The Observer, February 29, 2008
Volume XL, Issue 19
Case students should trash messy ways
To the Editor:
It's Friday night, about 8:30, and I just got back from some work for my senior project in the Nord computer lab. Just a few minutes earlier, as I walked out of the lab and down the staircase into the lobby, I noticed something a bit disturbing. From the middle of the staircase, I could see all the tables and couches where both students and faculty relax, converse, and work. As I looked around, I was ashamed to see that every table or couch had some amount of trash both on it and around it. Even more appalling was the fact that this trash was not limited to paper and wrappers: on one table, there was a used banana peel, half crushed into the surface of the table, smearing it across the tabletop; on another, an empty yogurt cup with its respective spoon, dried yogurt sticking the spoon to the table; on a chair, a bagel wrapper dripping its contents onto the carpet below; and numerous empty bottles sat wherever they were last used. Intrigued, I looked around further. Were there no trashcans to be found? No, I could see a trash can within 15 feet of any point in the lobby. Perhaps they were overflowing? No, no can was more than half full. The only remaining explanation was that my fellow students and faculty had simply left their trash there out of blatant disregard and disrespect for both the property that is not theirs and the staff whose job it is to maintain that property.

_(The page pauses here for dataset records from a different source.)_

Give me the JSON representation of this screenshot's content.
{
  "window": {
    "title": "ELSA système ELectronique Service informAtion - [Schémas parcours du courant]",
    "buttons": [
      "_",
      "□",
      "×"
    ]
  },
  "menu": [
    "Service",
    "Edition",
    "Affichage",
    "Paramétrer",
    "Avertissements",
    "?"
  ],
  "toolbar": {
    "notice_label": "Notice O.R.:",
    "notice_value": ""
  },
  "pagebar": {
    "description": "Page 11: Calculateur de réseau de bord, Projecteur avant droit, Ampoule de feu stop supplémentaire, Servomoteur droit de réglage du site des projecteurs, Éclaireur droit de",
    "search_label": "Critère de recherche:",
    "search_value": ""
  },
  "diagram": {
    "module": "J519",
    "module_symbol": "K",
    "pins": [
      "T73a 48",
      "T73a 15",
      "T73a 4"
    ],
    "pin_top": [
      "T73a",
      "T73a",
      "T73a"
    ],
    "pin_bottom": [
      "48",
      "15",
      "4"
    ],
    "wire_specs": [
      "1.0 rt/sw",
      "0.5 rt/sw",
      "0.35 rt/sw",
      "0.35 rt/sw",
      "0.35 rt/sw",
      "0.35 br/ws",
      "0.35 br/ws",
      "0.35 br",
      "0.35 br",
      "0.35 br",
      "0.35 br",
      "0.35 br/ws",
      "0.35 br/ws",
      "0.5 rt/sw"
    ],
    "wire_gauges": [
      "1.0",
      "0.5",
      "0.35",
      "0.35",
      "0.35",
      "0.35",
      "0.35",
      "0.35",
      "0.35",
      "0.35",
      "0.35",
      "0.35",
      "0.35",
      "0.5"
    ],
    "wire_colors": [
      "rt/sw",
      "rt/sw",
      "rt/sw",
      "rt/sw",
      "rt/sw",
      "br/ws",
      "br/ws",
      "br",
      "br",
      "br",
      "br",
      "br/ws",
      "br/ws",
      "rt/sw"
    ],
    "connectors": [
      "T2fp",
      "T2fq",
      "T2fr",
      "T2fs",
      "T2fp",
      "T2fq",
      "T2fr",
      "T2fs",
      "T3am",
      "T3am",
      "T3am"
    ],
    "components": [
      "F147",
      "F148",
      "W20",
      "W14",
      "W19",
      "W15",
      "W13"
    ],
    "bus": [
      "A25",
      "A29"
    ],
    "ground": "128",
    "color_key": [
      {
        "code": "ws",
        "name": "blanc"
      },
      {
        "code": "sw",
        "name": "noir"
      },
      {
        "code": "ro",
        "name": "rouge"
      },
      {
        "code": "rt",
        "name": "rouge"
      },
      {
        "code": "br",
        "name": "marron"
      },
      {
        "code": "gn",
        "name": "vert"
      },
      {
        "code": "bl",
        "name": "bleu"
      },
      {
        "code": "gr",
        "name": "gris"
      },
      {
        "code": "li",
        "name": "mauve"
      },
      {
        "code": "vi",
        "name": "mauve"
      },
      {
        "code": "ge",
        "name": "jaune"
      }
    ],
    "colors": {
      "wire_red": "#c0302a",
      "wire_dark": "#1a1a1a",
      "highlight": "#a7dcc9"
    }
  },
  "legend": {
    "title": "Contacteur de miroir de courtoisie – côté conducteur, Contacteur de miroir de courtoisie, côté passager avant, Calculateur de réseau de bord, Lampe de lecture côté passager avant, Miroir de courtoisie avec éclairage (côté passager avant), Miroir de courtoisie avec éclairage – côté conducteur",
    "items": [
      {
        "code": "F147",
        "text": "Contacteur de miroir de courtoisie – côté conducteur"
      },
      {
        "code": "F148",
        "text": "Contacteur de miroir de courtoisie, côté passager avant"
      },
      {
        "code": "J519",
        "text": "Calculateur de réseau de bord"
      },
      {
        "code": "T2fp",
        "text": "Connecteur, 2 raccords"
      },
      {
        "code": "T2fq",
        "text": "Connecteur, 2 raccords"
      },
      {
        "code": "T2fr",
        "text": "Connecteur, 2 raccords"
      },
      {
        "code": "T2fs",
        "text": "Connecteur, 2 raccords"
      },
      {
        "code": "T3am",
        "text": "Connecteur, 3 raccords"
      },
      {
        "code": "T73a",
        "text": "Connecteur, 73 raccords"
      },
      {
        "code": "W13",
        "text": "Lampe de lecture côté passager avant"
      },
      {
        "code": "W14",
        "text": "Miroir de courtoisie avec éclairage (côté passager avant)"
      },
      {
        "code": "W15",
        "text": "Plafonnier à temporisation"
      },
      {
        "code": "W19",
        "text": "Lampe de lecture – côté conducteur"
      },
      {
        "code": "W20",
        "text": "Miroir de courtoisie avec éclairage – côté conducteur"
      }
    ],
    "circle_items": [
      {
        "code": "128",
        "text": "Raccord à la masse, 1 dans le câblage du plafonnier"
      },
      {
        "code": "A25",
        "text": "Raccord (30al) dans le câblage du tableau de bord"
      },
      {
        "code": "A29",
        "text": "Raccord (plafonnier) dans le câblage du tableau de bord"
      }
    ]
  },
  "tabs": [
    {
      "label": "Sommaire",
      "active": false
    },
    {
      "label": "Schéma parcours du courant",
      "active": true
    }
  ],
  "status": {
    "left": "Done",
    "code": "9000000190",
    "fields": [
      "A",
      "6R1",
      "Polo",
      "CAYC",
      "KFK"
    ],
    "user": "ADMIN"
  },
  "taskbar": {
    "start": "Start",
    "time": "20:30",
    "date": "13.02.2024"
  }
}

What I don't understand is what makes people think that they have the right to act in such a manner. Do they assume that because we have a cleaning staff that they shouldn't be responsible for walking to a trashcan? Does this attitude imply that some people think that they're somehow above those who make their living through manual labor? I put it to you that the majority of the people who frequent the Nord lobby don't have an appreciation for the amount of work put in by manual laborers. Perhaps those people might change their actions if they did. Regardless, it remains that such behavior is disrespectful, arrogant, lazy, but most of all, easily avoidable. In college, everyone is an adult. It's time we all started acting like it.